Dans l’histoire de l’Église de Jésus-Christ, il est une vérité qui, lorsqu’elle est confessée, réveille les morts, et lorsqu’elle est oubliée, laisse les vivants sombrer dans la torpeur : c’est le principe du Sola Scriptura — l’Écriture seule.
Là où ce principe est maintenu avec amour, l’Esprit souffle ; là où il est nié, l’Esprit se retire. Car l’Esprit Saint ne bâtit pas sur le sable mouvant des traditions humaines, mais sur le roc inébranlable de la Parole inspirée de Dieu.
Au VIIIe siècle, l’Église d’Orient, réunie au second concile de Nicée, s’écarta du fondement apostolique. Pour défendre le culte des images, elle ne s’appuya point sur la sainte Écriture, mais sur la tradition, élevant celle-ci à un rang égal, voire supérieur, à la voix divine. En agissant ainsi, elle rejeta silencieusement le principe de l’Écriture seule, se privant de ce levier céleste par lequel l’Esprit purifie, ranime et réforme. Depuis lors, l’Orient chrétien n’a point connu de réveil. Les temples subsistent, la liturgie persiste, les chants montent encore ; mais la vie spirituelle, la puissance de la Parole, la conversion des âmes, la réforme des mœurs, y sont devenues rares comme les pluies dans les déserts d’Arabie.
Plus tard, au XVIe siècle, l’Église de Rome, provoquée par le cri de Luther et l’appel des Réformateurs, tint le concile de Trente. Au lieu d’ouvrir les Écritures et d’y chercher sa réforme, elle érigea la tradition humaine au rang d’autorité divine. Elle déclara que les enseignements non écrits, transmis par les évêques, avaient même autorité que les livres saints inspirés de Dieu. Et ce décret demeure : Rome ne l’a jamais révoqué. Par cet acte, elle ferma la porte au réveil, s’enferma dans une forteresse ecclésiastique, et tourna le dos à la source vive qui aurait pu laver ses souillures et ranimer ses enfants.

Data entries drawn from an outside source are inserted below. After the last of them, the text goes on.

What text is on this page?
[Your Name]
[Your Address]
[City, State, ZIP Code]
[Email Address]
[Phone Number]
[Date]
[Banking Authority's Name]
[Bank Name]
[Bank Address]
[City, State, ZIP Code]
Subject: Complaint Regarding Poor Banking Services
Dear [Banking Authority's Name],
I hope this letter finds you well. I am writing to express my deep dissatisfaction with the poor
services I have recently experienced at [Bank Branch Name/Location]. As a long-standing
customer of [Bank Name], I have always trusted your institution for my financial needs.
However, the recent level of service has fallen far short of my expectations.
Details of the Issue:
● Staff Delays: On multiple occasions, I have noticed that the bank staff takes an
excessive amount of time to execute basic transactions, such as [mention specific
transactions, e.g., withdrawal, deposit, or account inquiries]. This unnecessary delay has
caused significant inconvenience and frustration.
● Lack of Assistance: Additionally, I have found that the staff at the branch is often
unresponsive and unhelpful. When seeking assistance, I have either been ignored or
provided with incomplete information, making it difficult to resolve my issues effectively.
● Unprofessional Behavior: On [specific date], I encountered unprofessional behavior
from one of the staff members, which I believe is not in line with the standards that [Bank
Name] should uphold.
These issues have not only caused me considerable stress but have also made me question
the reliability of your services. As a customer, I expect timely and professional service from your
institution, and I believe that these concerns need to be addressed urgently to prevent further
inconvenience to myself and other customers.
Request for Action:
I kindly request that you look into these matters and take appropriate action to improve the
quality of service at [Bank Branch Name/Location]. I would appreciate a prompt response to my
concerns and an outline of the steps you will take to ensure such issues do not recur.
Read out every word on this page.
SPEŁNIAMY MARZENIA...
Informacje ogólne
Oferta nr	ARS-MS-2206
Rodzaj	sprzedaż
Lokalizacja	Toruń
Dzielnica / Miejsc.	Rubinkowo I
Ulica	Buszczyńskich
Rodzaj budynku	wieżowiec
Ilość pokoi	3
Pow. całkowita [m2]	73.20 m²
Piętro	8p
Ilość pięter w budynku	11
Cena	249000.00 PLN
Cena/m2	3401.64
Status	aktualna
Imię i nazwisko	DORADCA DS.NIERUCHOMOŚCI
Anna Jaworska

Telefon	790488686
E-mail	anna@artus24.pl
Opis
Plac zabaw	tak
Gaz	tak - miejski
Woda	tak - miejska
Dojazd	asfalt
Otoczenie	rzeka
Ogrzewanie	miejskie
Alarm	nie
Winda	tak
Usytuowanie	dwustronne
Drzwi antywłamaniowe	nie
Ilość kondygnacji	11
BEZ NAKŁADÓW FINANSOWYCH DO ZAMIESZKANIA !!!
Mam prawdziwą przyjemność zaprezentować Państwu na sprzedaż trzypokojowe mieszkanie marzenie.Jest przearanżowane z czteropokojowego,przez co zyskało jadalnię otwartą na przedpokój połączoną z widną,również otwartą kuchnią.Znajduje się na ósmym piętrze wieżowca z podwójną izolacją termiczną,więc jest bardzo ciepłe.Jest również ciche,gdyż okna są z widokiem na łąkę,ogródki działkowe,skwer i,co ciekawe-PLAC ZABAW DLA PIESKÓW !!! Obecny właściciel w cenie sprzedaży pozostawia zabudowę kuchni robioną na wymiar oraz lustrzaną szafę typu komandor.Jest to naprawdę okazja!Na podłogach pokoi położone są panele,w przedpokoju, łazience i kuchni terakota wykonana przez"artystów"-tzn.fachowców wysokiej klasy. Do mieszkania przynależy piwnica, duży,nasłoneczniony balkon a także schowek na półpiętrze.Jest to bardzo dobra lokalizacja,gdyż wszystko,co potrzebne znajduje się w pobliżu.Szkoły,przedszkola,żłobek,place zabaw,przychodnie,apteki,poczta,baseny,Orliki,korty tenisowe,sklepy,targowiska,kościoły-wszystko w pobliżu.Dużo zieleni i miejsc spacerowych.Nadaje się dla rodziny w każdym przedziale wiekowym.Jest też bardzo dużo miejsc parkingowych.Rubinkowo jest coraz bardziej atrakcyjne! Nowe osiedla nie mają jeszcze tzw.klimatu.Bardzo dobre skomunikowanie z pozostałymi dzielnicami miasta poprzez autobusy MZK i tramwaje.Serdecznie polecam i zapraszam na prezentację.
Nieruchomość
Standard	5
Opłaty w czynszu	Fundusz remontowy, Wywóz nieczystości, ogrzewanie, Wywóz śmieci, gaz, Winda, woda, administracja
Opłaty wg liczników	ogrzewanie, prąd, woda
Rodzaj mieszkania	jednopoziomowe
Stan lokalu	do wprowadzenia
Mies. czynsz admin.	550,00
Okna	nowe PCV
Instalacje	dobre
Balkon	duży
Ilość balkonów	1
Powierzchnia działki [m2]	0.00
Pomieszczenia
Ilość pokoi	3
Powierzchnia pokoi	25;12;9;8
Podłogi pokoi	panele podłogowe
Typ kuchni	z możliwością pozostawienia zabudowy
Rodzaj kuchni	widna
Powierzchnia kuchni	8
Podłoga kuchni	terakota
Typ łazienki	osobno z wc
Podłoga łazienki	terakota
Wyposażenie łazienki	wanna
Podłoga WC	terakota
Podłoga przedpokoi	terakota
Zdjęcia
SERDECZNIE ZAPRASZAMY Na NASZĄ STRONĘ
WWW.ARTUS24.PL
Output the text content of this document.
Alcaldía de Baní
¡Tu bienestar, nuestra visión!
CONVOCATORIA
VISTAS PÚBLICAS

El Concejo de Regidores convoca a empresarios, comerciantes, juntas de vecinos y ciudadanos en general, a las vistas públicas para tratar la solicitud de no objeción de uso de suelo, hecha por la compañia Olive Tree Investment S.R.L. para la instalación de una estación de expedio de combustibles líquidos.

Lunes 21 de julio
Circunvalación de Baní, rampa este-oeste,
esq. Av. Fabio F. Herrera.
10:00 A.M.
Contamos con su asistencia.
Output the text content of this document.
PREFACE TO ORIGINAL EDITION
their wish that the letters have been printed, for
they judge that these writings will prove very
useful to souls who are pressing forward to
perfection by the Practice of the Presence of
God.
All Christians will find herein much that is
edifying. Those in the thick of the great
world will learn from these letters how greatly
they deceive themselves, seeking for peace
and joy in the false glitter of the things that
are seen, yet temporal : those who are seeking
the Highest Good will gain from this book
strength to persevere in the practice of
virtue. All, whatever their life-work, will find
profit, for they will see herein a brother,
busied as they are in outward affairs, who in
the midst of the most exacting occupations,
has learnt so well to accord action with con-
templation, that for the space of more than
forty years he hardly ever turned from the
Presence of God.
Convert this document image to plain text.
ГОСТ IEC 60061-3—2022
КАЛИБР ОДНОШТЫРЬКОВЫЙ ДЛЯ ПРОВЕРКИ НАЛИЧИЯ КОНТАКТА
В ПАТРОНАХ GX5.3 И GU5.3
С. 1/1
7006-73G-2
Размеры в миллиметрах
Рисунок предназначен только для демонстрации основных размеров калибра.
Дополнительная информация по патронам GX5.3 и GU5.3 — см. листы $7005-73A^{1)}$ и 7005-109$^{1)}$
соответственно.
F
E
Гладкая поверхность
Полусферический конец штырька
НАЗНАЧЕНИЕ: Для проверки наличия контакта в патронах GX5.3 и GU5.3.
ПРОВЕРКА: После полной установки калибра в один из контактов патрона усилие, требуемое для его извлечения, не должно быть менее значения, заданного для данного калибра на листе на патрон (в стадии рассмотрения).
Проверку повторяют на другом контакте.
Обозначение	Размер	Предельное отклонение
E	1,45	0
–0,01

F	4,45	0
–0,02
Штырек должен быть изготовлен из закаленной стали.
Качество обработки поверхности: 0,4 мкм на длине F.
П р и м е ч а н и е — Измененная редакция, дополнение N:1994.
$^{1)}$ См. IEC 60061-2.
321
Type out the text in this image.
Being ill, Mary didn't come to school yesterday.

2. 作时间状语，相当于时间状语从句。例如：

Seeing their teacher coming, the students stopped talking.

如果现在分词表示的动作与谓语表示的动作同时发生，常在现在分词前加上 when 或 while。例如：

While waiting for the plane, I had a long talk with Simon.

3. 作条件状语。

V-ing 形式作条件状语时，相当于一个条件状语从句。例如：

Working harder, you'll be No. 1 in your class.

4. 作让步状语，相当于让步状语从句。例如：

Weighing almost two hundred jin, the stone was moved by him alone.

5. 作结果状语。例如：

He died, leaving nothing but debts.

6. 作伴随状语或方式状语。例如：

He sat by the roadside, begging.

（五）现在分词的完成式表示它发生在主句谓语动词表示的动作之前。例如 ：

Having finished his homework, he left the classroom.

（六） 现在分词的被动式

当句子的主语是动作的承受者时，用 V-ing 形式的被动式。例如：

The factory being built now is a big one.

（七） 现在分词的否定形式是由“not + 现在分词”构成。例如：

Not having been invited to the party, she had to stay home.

Mais Dieu, riche en miséricorde, visita d’autres contrées. Là où le Sola Scriptura fut restauré — dans les terres de Luther, de Calvin, de Knox — l’Esprit descendit avec puissance. La Parole fut ouverte, proclamée, lue, méditée, crue. Et elle fit son œuvre. Elle convertit les cœurs, redressa les âmes, purifia les mœurs, forma des Églises vivantes, fit retentir la voix du Christ jusqu’aux extrémités du monde. Tous les réveils véritables depuis la Réforme — celui des puritains, des piétistes, des méthodistes, des moraves, des évangéliques — sont nés dans ce sillon tracé par l’Écriture seule.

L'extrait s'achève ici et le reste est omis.